The election of Joko Widodo as Indonesia’s seventh president is a victory for burgeoning democracy in our neighbour with 240 million people. It was a victory for civil participation by ordinary people to defeat Prabowo Subianto by a margin of 53% to 47%, by 8 million votes and winning in two thirds of Indonesia’s provinces.

Prabowo had a very dubious performance on human rights when he was in the military. But like so many people from” born to rule” elites he now refuses to accept the result. What would the lower orders know about the need for strong leadership from his business and military friends?  It is similar to the way Tony Abbott behaved after the 2010 election. Denied the prime ministership by a vote of the House of Representatives he set about with Christopher Pyne to wreck the place.

Jokowi will not have a majority in the Parliament. He will need to be a good negotiator

All being well and despite Prabowo, Jokowi will be sworn as president on October 20. President Yudhoyono is likely to smooth any troubled waters in the meantime.

What could it mean for Australia?

In the short term I would think not much.

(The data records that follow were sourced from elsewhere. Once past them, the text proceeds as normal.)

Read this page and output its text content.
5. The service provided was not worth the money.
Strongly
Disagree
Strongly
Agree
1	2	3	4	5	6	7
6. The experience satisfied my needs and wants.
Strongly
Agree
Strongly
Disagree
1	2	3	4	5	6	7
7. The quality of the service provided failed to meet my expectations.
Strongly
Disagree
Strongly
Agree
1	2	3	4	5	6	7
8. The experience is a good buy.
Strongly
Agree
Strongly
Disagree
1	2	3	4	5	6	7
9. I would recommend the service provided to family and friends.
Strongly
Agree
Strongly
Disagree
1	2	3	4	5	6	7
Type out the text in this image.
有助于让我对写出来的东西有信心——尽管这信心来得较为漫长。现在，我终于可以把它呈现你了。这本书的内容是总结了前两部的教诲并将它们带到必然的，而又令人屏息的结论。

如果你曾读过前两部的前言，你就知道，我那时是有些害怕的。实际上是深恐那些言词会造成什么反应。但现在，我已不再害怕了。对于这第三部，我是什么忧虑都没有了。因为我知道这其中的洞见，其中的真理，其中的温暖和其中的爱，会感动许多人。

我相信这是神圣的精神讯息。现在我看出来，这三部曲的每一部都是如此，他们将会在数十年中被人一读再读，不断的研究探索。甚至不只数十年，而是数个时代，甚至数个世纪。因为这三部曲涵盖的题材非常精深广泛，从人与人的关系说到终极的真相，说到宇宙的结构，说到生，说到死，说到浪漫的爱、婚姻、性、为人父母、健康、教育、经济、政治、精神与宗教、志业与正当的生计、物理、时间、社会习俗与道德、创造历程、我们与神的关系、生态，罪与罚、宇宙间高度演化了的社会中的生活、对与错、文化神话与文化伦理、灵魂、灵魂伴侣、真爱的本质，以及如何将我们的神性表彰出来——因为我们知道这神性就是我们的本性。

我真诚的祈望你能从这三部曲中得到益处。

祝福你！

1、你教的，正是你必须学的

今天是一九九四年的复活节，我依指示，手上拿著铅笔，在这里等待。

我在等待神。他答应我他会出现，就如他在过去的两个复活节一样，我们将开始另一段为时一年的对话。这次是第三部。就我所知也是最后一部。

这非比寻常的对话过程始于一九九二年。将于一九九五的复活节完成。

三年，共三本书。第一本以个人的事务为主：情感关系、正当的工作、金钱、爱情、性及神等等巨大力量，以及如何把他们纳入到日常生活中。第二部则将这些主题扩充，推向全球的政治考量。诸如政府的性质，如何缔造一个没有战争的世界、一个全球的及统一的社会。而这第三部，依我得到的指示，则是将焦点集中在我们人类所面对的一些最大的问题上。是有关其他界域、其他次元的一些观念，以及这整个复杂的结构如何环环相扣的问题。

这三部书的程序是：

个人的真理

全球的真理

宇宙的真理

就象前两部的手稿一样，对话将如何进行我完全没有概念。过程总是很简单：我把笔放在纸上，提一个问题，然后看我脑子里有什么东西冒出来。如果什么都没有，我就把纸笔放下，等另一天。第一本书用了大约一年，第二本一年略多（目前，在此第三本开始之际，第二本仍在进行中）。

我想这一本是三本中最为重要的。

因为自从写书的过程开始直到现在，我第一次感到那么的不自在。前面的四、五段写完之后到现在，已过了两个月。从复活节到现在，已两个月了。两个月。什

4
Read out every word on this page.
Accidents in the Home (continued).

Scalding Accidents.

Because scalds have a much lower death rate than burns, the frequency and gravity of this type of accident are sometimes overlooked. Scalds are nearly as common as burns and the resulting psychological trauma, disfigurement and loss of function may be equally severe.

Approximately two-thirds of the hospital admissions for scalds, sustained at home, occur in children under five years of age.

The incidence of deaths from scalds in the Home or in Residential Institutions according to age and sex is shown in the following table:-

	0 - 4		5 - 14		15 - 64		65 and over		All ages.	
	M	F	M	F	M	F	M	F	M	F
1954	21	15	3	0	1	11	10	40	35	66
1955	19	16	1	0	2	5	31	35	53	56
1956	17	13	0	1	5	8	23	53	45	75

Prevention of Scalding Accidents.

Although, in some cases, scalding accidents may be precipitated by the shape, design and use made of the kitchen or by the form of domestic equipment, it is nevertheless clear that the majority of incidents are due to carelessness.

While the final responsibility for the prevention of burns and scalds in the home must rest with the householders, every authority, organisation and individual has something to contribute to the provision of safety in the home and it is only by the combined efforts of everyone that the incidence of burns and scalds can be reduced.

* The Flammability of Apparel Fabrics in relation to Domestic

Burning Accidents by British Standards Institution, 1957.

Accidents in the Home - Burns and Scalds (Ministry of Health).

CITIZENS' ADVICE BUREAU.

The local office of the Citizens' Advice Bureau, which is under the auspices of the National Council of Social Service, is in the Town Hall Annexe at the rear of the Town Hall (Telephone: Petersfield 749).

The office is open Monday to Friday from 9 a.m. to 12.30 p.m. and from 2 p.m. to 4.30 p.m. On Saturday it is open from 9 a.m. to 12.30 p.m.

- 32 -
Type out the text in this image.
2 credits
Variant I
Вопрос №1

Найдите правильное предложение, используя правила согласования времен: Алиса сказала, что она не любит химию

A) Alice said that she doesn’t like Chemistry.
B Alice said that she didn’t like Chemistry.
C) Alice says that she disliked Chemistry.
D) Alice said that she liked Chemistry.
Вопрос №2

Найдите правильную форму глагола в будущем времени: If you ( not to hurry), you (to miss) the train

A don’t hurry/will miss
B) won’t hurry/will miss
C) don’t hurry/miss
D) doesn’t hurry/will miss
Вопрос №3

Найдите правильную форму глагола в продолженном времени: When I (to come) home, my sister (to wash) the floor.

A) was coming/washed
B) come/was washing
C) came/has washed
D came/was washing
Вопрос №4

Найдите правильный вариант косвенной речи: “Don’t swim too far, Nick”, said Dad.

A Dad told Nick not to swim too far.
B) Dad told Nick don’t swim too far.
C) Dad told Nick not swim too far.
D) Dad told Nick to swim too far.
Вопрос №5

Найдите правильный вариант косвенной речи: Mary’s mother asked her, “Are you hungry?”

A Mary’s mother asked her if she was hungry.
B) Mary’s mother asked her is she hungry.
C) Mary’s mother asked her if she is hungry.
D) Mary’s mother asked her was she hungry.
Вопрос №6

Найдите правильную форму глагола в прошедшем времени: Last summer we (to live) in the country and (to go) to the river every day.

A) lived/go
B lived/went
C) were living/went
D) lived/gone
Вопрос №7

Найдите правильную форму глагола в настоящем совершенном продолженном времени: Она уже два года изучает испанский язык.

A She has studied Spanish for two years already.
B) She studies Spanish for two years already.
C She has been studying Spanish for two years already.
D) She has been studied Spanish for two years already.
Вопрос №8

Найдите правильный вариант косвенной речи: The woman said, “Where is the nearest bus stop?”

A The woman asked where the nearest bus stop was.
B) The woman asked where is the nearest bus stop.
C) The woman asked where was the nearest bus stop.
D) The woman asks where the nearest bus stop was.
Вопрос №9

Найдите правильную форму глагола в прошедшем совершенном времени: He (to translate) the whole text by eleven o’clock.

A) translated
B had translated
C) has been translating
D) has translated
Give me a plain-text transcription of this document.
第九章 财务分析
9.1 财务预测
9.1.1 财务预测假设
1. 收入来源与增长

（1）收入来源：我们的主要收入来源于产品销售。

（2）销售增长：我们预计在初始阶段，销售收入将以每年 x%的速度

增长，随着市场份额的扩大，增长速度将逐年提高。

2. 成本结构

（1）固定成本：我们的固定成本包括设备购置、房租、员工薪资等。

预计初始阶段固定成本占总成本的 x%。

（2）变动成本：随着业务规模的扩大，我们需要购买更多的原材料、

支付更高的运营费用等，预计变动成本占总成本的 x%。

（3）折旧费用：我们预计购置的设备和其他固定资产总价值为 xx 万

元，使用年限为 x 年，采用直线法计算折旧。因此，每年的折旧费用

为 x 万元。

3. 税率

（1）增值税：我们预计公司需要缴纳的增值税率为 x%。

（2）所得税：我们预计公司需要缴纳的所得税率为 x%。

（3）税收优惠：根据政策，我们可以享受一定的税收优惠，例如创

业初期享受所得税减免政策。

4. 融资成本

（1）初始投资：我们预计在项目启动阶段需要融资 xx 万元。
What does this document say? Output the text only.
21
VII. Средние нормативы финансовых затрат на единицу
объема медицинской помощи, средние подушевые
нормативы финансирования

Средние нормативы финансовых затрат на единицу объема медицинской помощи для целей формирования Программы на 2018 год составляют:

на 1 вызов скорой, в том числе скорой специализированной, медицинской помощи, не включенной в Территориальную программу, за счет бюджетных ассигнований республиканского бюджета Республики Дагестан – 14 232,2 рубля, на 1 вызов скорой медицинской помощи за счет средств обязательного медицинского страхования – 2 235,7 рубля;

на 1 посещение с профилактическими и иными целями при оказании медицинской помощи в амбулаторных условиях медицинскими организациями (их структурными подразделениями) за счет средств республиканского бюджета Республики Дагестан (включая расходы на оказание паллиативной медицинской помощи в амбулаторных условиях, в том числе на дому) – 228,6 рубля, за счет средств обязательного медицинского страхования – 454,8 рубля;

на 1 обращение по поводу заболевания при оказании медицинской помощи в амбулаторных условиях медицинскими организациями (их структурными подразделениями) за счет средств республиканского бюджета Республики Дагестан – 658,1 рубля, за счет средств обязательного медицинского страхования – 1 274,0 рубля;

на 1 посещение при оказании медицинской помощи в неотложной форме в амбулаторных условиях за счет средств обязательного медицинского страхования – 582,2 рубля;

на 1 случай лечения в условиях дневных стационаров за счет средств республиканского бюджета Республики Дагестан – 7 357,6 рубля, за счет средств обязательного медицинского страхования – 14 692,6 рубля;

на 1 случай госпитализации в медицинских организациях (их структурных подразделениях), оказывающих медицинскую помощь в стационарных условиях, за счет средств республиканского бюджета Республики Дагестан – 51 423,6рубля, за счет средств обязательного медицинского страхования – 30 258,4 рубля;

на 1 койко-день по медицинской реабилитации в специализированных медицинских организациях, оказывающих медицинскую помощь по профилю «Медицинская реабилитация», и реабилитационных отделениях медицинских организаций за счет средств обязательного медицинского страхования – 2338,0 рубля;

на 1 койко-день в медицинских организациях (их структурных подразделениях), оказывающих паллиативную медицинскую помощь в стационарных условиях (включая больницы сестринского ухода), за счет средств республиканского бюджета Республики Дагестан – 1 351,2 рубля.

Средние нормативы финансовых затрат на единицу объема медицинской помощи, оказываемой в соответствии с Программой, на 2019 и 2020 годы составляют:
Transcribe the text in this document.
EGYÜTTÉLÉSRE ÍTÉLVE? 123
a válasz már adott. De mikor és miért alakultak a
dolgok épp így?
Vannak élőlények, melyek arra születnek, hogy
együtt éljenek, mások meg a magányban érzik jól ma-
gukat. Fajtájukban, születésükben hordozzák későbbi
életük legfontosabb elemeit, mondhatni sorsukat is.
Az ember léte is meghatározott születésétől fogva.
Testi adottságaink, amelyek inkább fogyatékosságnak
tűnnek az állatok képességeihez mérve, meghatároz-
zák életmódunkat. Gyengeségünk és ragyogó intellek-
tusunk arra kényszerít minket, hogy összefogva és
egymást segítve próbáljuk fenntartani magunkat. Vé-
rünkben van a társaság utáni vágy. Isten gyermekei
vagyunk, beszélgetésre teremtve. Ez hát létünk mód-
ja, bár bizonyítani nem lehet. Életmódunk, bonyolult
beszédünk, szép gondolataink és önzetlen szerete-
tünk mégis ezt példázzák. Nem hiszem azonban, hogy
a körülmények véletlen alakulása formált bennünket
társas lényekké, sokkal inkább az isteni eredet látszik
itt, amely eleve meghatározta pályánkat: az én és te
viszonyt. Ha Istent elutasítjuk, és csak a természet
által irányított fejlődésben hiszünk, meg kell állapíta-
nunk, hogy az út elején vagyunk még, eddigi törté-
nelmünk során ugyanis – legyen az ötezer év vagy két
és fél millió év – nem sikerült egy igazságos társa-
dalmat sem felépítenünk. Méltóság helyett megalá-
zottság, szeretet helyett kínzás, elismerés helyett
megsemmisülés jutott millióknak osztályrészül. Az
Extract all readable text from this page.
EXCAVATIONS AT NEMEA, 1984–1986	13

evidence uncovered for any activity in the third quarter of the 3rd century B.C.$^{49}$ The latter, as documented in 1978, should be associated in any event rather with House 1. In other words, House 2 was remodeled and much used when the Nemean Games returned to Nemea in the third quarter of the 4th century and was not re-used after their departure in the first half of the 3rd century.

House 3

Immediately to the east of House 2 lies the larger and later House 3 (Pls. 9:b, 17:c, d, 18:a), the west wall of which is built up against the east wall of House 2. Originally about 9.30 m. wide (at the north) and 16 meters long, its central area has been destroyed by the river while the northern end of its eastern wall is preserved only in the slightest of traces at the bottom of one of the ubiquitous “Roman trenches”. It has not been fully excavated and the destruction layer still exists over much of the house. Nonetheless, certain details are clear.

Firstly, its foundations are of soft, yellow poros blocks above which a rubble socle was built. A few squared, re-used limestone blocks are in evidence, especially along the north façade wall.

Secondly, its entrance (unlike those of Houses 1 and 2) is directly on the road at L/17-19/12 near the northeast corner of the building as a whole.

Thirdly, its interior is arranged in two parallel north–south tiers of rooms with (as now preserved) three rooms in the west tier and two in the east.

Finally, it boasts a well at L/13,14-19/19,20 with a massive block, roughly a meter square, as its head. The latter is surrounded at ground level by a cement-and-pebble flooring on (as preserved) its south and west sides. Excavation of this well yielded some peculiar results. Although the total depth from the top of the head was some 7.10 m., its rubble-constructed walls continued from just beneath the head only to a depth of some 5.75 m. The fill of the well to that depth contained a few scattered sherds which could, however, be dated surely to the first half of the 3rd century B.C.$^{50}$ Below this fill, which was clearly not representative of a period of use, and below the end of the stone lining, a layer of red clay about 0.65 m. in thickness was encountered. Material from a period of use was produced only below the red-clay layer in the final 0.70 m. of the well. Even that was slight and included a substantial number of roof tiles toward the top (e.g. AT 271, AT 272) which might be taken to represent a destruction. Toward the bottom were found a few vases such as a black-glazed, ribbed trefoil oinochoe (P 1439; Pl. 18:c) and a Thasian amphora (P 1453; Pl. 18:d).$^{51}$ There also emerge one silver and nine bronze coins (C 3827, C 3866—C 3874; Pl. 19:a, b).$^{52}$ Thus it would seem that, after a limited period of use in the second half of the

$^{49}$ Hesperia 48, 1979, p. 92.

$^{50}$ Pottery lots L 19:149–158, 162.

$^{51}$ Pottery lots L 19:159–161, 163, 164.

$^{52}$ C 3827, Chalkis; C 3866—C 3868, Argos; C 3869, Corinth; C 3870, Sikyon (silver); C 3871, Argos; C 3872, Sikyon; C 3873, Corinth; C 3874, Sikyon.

Jokowi will be preoccupied with domestic issues that he campaigned on. He has promised two presidential regulations on corruption and expediting business permit licencing. It is also expected that he will release a third regulation that he promised on religious discrimination directed against religious radicals.

Outgoing President Yudhoyono was well disposed towards Australia and we often tried his patience! President Jokowi does not have the same disposition. We should not take him for granted. He will approach foreign policy issues very cautiously in the early days. He will be guided by professional advisers. Who he appoints to his cabinet will be very important and a good indicator of his priorities.

Jokowi will not have the same sensitivity as President Yudhoyono has on spying issues which offended Yudhoyono greatly. Our spying agencies are often a menace.

For Jokowi, boats will simply not be a priority. Given Indonesia’s other problems boats will remain a third rate issue. An important issue however for the Jokowi administration is how it regards the stategic question of the South China Sea. That might begin to emerge in six months or so. All in all I don’t think we will see much departure from existing  foreign policies.

Attitudes to foreign investment  howeverwill be coloured by economic nationalism which remains a major political issue for all Indonesian political parties.

In all of this it should not be assumed that Australia will get any preferred treatment. We don’t deserve it and we won’t get it.

One issue which could shore up the relationship would be a much more robust business relationship, even given Indonesian reservations about foreign investment. Our investment in Indonesia is 0.5% of our total investment abroad. Yet investment into Indonesia from Singapore and Japan pours in. Indonesia is growing rapidly at twice our rate. It is a member of the G20. But our trade with Indonesia as a trading partner ranks number 12.

Business and economic ties could be the ballast in a relationship which has been difficult from time to time. A business underpinning of our relationship with Indonesia would be a great stabiliser.

Our relationship with Japan was underpinned by business relationships. Leaders on both sides helped us through difficult times particularly after WW2.

Enhanced business cooperation between Indonesia and Australia would be a great help in the years ahead. Politics and governments change but business interests usually goes on and on.